As Boris Johnson noted, in his ungracious and reluctant resignation speech, he departed despite a large mandate. He had won in 2019 — against a suicidally incompetent Labour opposition — with a landslide of 80 seats. Now, less than three years later, much of his backbench, and a good 50 of his ministers, have forced him out.
The mandate meant nothing, because it had been utterly squandered in a catastrophically bad response to the pandemic, a slew of scandals and, ultimately, the perception that there was something important missing from Johnson’s make-up — any sense of integrity.
The parallels with Scott Morrison here can be overplayed — he handled the pandemic better, for a start — but the same ultimate fate awaited both men: voters, and their own colleagues, had come to conclude they were toxic, untrustworthy people — and the stench of scandal around them became overpowering. And for both men, their gross mishandling and complete misreading of incidents of sexual predation and assault were immediate or, in Morrison’s case, longer-term causes of their dumping.
And in both cases, they thus squandered political success. Scott Morrison should have been able to convert a narrow 2019 win into a longer-term government off the back of a strong pandemic recovery and a comparatively low death toll. Johnson had survived any number of scandals arising from his handling of the pandemic. Both are now gone.

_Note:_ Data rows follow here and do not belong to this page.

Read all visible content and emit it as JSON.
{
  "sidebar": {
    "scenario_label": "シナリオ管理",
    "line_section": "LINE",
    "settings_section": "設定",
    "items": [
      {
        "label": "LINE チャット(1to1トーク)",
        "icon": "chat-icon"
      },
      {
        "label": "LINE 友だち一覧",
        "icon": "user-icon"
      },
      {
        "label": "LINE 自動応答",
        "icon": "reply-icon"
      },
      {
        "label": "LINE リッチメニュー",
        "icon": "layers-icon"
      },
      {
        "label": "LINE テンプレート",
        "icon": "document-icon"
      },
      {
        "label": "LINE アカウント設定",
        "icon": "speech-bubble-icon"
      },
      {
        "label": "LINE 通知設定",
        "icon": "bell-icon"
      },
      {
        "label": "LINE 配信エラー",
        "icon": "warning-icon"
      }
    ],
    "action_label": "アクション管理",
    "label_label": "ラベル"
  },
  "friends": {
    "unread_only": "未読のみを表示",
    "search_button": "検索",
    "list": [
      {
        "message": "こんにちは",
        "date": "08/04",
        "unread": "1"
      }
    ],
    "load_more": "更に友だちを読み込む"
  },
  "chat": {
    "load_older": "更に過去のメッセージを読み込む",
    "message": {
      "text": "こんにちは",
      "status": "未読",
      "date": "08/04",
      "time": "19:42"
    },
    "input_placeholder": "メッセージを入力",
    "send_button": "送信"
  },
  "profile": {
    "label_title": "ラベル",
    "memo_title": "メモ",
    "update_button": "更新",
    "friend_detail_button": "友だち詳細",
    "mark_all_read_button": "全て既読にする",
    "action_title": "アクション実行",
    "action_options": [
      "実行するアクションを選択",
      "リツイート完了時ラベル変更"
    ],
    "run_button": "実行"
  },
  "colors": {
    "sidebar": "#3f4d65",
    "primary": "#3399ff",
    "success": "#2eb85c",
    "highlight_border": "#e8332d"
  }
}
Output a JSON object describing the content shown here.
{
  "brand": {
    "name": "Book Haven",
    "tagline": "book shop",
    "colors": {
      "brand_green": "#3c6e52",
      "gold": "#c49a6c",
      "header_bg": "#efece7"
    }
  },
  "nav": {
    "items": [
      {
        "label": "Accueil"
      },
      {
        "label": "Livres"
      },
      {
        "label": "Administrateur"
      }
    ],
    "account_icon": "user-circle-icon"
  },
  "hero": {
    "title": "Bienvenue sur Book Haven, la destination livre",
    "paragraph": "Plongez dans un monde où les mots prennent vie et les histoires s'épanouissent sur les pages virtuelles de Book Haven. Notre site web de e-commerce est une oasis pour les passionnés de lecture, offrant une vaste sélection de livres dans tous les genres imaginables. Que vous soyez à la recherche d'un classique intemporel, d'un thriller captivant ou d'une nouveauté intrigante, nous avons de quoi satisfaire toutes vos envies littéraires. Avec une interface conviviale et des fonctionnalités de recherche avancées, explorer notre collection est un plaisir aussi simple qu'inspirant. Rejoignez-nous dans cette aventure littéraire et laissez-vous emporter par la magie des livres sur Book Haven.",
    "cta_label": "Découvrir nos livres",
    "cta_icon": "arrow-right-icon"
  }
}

Both Morrison and Johnson used the same political tactics; indeed, they shared the same political strategist in Isaac Levido, a protégé of Lynton Crosby. Morrison and Johnson used a playbook developed in conservative campaigns in Australia, the US and the UK, with a focus on micro-targeted pork-barrelling, culture war campaigns, coordination with News Corp to deliver attack lines and demonisation of opponents and their policies — all bolstered by, in the case of Johnson and Morrison, an enthusiasm for lying that far exceeded the realms of both political tradition and necessity.
The playbook delivered success in 2019, but three years later was no longer working. Morrison’s techniques failed to make any impression on the 2022 election campaign here, and if anything contributed to the stunning loss of Liberal heartland seats. In the UK, the fear of what Johnson was doing to the Tory vote — the party’s sustained polling lead over Labour vanished at the end of 2021 and the opposition has maintained a solid lead since — was one of the drivers for his ouster.
But in the end, for two very different men — one a classically educated television personality, the other a rather average marketing man — it came down to their lack of substance and lack of character. The processes of government exposed fundamental laziness in both of them: neither was particularly interested in governing, which requires application and complex thought. Both thought purely in terms of the media cycle and government-by-announcement, and had no interest in policy or much in the way of political ideology.
And neither was trustworthy: if Morrison never reached the depths that Johnson plumbed in terms of ministerial walkouts, that’s partly because so many ministers who knew what he was like fled the moment they could. Craig Laundy, Michael Keenan, Mathias Cormann, Christopher Pyne, Julie Bishop — all were signalling exactly what they thought of Morrison long before he bungled vaccines or aged care. And there were plenty of people who knew Morrison who were prepared to share their view of him privately, or as background to the media, or, in the case of Concetta Fierravanti-Wells, on the public record.
For Johnson, however, a brighter future awaits than for Morrison. He is a brand, a media-friendly one; a stream of books, comedy panel show appearances and colourful speaking engagements await. If, for Clausewitz, war was politics by other means, for Johnson, politics was entertainment by other means. There will always be room on stage for his clown act, if not in Downing Street.